Nicht nur Linke kritisieren Swiss-Rettung
Das Wichtigste in Kürze
- Der Bund hat ein Milliarden-Paket für die Luftfahrtbranche geschnürt.
- Kritik kommt von Grünen und Avenir Suisse zugleich, wenn auch mit anderen Argumenten.
Angedacht war es schon länger, gestern machte der Bundesrat Nägel mit Köpfen: Wegen der Corona-Krise können Swiss und Edelweiss, beides Töchter der Lufthansa, bis 1,5 Milliarden Franken Unterstützung einfordern. Zudem wurde auch für flugnahe Betriebe finanzielle Hilfe in Aussicht gestellt.
Das Geld kommt von der UBS und Credit Suisse, der Bund bürgt zu 85 Prozent. Das Prinzip ist gleich wie bei den Covid-Krediten für KMU, nur geht es um viel mehr Geld.
Umweltparteien und linke Politiker forderten im Vorfeld, dass die Unterstützung an Umwelt-Bedingungen geknüpft wird. Doch beim bürgerlich dominierten Bundesrat fanden diese Anliegen offenbar kein Gehör.
Für die Grünen ist der Entscheid den Bundesrats unverständlich. Die Partei prüft darum das Referendum.
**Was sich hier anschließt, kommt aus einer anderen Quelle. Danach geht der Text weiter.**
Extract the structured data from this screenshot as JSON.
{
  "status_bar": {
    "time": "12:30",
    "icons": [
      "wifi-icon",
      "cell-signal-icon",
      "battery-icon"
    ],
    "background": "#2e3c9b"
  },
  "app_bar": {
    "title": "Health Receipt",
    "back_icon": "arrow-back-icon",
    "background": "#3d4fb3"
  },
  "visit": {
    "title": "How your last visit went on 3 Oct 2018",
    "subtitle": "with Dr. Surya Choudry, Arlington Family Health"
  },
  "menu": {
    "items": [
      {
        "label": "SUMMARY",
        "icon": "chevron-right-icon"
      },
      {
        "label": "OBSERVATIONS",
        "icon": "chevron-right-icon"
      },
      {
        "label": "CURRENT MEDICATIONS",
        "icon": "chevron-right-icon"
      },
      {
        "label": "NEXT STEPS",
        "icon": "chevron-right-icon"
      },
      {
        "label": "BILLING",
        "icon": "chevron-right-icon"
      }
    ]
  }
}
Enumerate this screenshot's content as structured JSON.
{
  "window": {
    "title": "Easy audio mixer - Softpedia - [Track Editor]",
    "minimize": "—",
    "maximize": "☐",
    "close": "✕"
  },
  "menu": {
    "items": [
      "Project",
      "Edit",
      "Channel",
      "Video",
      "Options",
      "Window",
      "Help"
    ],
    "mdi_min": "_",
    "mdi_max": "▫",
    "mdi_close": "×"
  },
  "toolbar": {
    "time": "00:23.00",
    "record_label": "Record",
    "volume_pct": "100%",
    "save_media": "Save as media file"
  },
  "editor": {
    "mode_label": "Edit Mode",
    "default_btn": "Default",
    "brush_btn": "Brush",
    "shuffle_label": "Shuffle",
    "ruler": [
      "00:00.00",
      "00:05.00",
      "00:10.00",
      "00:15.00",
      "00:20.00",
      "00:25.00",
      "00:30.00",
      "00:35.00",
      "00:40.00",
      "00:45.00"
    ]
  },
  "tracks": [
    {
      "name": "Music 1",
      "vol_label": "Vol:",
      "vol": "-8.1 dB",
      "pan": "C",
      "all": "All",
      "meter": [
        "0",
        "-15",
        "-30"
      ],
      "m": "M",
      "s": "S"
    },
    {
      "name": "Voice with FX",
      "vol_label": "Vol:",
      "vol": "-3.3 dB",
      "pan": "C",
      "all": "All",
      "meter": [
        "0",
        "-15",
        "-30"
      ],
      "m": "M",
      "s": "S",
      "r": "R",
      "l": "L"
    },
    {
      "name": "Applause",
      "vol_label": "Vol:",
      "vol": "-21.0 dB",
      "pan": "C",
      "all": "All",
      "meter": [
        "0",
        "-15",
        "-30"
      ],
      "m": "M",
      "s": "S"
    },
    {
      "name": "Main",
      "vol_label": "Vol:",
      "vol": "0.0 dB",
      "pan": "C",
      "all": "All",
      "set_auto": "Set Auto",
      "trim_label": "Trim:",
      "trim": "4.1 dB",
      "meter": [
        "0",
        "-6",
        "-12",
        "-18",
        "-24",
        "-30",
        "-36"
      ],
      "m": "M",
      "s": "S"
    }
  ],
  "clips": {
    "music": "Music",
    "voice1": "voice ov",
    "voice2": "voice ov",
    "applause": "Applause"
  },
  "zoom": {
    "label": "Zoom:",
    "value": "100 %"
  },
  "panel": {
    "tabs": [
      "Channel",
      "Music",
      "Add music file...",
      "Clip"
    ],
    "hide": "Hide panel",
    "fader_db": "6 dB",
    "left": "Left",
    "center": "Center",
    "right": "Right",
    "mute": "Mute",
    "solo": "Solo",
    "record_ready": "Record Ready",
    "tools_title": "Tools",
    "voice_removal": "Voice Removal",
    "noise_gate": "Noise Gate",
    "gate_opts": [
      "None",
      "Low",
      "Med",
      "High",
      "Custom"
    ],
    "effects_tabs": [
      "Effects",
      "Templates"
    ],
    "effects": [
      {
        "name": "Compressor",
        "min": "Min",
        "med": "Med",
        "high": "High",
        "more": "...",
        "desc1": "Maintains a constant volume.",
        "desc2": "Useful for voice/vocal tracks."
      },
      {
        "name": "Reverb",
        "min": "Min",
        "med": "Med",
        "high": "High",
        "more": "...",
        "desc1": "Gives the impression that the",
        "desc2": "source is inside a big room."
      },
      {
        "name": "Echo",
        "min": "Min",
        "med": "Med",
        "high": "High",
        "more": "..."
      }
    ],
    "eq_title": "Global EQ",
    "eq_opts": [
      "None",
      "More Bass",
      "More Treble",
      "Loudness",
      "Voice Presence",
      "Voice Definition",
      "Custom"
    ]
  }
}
Kritik auch von den Grünliberalen: «Es kommt für uns nicht in Frage, dass der Staat die Luftfahrt rettet, ohne verbindliche Auflagen für mehr Klimaschutz zu machen», sagt Parteipräsident Jürg Grossen.
Avenir Suisse gegen breitflächige Bailouts
Kritische Stimmen gehen aber weit über die Umweltparteien hinaus. Auch der Thinktank Avenir Suisse gibt sich skeptisch.
In einer neuen Analyse wird die Swiss zwar nicht explizit erwähnt, doch die Aussagen sind deutlich: «Der Ruf nach breitflächigen Bailouts für alle betroffenen Unternehmen schiesst weit über das Ziel hinaus.»
Gemäss der von der Wirtschaft finanzierten Denkfabrik würden pauschale Rettungsaktionen durch den Staat den Anreiz verringern, sich künftig finanziell auf eine Krise vorzubereiten.
Jürg Müller, Forscher von Avenir Suisse und Mitverfasser der Analyse, spricht auf Twitter Klartext: «Dass nun der Bund ruckzuck eine Tochterfirma eines DAX-Konzerns finanziell stützt, ist aus meiner Sicht unverständlich.»
Nach der letzten Finanzkrise wurde analysiert, welche Banken «Too Big To Fail» – also systemrelevant – sind und schlimmstenfalls vom Staat gerettet werden müssten. Der Bundesrat wollte im Rahmen dieser Debatte wissen, ob auch andere Grossunternehmen in diese Kategorie fallen und hat eine Expertengruppe zusammengestellt.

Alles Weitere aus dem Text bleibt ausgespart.